Il arrive que des sujets soient trop précocement confrontés à la grossesse, avec ses conséquences d’exclusion, d’isolement et de honte. Chez ces toutes jeunes femmes qui évoquent pour certaines une sexualité « sans envie », le désir de recommencer une vie neuve avec l’enfant, d’oublier leur vie, est présent. Ce vain espoir amène très vite sa cohorte de symptômes, de difficultés. Yasmine Grasser nous parle de cette expérience lors d’une rencontre publique avec des professionnels (médecins, sages-femmes, travailleurs sociaux)[1].

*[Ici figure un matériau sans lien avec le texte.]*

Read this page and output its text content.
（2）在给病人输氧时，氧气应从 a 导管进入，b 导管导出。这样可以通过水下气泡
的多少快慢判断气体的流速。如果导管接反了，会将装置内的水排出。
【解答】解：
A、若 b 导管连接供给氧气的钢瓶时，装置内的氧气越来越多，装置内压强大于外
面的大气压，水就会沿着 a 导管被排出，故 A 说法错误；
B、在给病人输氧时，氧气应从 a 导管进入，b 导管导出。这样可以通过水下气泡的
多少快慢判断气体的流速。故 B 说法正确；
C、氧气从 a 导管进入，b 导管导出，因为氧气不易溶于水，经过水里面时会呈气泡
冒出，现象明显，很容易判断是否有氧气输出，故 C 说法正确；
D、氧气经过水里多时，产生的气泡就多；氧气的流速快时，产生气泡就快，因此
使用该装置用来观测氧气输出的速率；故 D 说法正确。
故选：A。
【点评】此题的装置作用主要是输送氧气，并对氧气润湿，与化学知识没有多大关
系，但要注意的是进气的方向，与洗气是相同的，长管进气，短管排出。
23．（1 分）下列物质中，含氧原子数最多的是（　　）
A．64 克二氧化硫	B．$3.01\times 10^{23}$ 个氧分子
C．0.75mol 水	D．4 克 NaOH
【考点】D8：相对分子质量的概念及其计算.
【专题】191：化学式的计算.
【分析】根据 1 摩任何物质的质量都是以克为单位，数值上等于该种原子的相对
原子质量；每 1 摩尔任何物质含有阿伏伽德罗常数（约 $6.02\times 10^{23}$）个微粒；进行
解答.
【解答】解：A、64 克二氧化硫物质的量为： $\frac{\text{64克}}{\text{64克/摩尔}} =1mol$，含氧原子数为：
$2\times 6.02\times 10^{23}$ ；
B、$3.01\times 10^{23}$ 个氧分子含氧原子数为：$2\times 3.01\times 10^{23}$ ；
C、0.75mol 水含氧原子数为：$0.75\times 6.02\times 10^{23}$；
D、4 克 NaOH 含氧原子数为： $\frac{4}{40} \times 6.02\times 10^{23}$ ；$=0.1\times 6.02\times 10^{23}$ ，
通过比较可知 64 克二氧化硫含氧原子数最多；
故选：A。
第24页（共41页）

Paola a accouché à 12 ans et le débranchement d’avec l’Autre, dont elle témoigne après la naissance de son enfant, n’est pas sans résonner avec la solitude que révèle la fiction de Doris Lessing, prix Nobel de littérature en 2007, sortant du cauchemar de sa première grossesse par l’écriture de Julie et Debbie, publié en 1997.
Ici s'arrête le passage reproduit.